# Task 1.6: Building a Network Dataset with NLP

### Project: 20th Century Geopolitical Interrelations
### Author: Fariya Asghar
### Date: 23.07.2025

### Abstract
This notebook implements the Natural Language Processing (NLP) phase of the project. This approach uses a more robust and accurate methodology to extract geopolitical relationships from the "Key Events of the 20th Century" text.

The refined methodology is as follows:

1.  **Data Loading & Normalization:** Ingest the scraped country list and the raw event text. Both the country list and the event text are converted to lowercase for consistent matching.
2.  **Text Wrangling:** A targeted dictionary is used to standardize common adjectival forms (e.g., "Soviet" -> "russia") and abbreviations (e.g., "u.s." -> "united states"). This manual approach is more precise than the previous automated one.
3.  **Named Entity Recognition (NER):** The wrangled text is processed using spaCy.
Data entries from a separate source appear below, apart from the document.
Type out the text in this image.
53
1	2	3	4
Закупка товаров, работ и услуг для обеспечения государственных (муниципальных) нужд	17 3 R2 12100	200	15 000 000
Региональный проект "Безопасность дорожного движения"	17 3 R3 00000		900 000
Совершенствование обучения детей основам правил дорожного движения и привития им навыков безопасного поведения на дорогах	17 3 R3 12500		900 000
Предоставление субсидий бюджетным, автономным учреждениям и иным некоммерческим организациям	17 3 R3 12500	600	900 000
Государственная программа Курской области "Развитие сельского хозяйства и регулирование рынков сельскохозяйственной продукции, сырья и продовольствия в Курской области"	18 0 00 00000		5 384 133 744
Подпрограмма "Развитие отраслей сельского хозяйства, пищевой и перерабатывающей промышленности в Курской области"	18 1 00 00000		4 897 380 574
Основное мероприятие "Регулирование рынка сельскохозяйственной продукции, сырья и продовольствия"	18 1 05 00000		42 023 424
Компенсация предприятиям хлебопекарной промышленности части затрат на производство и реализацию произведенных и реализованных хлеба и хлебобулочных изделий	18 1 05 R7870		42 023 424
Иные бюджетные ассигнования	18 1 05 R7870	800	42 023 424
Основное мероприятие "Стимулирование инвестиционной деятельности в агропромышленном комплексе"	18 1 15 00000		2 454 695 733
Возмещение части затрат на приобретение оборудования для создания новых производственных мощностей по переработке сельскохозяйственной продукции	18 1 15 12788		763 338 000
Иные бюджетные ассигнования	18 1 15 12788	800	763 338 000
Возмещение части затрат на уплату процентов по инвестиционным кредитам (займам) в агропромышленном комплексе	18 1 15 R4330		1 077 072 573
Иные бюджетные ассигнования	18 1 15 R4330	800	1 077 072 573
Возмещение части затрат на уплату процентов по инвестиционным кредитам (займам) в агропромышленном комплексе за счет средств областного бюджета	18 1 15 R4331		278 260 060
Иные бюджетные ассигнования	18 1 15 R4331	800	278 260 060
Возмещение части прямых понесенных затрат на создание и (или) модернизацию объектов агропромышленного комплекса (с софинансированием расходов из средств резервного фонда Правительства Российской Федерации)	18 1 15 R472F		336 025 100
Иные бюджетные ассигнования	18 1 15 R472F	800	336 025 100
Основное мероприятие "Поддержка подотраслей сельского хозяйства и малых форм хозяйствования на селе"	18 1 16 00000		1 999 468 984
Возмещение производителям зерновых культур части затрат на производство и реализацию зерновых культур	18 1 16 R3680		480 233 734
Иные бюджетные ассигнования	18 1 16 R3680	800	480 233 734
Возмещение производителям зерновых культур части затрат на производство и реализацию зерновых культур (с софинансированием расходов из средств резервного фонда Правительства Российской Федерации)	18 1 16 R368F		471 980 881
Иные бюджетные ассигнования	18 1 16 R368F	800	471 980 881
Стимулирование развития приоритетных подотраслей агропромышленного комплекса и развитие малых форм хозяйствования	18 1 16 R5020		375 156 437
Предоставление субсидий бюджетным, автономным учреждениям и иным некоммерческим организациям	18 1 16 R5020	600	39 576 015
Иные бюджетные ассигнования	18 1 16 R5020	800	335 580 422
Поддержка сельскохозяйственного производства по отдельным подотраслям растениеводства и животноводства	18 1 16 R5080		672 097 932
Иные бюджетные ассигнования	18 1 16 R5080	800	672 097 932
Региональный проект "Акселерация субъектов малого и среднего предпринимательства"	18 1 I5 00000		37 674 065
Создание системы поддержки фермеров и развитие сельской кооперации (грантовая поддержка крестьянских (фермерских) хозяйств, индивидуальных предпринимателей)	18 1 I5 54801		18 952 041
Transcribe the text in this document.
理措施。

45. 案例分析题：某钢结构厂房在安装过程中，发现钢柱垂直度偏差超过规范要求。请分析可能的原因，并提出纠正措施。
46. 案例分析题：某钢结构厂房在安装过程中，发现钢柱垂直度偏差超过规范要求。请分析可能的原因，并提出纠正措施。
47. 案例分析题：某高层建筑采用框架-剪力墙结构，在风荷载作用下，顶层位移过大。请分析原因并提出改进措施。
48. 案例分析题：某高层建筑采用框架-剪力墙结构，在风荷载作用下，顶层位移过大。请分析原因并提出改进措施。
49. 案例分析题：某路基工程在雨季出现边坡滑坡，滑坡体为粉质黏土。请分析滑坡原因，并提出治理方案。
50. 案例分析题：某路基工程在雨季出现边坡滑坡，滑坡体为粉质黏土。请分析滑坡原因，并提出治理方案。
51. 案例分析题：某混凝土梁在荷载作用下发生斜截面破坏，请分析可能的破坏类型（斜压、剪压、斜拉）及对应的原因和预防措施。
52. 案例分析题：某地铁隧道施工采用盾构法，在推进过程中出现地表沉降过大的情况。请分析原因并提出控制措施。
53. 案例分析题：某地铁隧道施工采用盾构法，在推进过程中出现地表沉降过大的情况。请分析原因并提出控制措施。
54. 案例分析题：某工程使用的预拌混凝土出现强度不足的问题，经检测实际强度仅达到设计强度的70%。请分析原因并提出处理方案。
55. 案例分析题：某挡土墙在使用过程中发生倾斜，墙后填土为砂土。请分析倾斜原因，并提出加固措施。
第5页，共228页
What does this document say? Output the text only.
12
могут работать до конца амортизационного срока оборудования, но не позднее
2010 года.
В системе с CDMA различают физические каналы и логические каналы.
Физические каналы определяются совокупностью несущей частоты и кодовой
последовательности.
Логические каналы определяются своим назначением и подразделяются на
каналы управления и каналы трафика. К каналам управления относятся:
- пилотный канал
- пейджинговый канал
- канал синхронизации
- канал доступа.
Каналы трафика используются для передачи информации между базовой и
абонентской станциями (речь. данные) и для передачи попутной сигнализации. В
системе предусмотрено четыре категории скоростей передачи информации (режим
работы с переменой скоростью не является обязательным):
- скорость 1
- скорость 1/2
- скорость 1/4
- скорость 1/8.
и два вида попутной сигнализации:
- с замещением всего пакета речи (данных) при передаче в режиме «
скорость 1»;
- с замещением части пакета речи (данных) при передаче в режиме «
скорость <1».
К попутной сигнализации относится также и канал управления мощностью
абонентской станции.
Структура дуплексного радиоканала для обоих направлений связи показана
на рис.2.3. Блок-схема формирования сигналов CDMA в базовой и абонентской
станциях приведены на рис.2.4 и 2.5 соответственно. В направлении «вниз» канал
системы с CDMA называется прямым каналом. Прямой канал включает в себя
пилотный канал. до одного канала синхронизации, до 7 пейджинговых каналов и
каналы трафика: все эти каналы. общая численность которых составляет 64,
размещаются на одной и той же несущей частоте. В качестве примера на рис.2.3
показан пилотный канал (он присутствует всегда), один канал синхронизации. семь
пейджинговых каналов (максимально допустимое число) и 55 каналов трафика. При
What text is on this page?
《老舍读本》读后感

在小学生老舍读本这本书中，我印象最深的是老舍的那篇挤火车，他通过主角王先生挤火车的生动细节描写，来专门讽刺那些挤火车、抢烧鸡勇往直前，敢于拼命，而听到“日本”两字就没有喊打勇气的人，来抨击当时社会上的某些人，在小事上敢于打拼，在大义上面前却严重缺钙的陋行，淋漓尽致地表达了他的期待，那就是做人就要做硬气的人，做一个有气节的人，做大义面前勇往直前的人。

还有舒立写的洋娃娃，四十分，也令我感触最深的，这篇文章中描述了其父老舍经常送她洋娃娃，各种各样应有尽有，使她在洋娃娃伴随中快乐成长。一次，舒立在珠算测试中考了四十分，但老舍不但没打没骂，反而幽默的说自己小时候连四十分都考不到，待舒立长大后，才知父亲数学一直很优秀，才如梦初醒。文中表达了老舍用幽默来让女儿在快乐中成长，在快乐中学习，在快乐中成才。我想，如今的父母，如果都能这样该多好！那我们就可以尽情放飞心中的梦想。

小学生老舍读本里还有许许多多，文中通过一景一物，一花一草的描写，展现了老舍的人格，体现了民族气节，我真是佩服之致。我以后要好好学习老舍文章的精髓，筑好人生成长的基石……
We then leverage spaCy's pre-trained ability to identify Geopolitical Entities (`GPE`).
4.  **Entity Filtering:** We iterate through the sentences and their identified `GPE` entities. An entity is only kept if it exists in our master list of countries, ensuring high accuracy and eliminating false positives. This is the correct filtering method as per the task requirements.
5.  **Relationship Extraction:** For sentences containing two or more verified countries, unique relationship pairs (edges) are created.
6.  **Output:** The final output is a structured pandas DataFrame counting the frequency of each unique country-pair interaction, saved as `country_relationships.csv`. This file is the direct input for the network analysis in the next task.

In [15]:
# Import Libraries and Load Data

import pandas as pd
import re
import itertools
import spacy

# Load the pre-trained spaCy English language model
try:
    nlp = spacy.load("en_core_web_sm")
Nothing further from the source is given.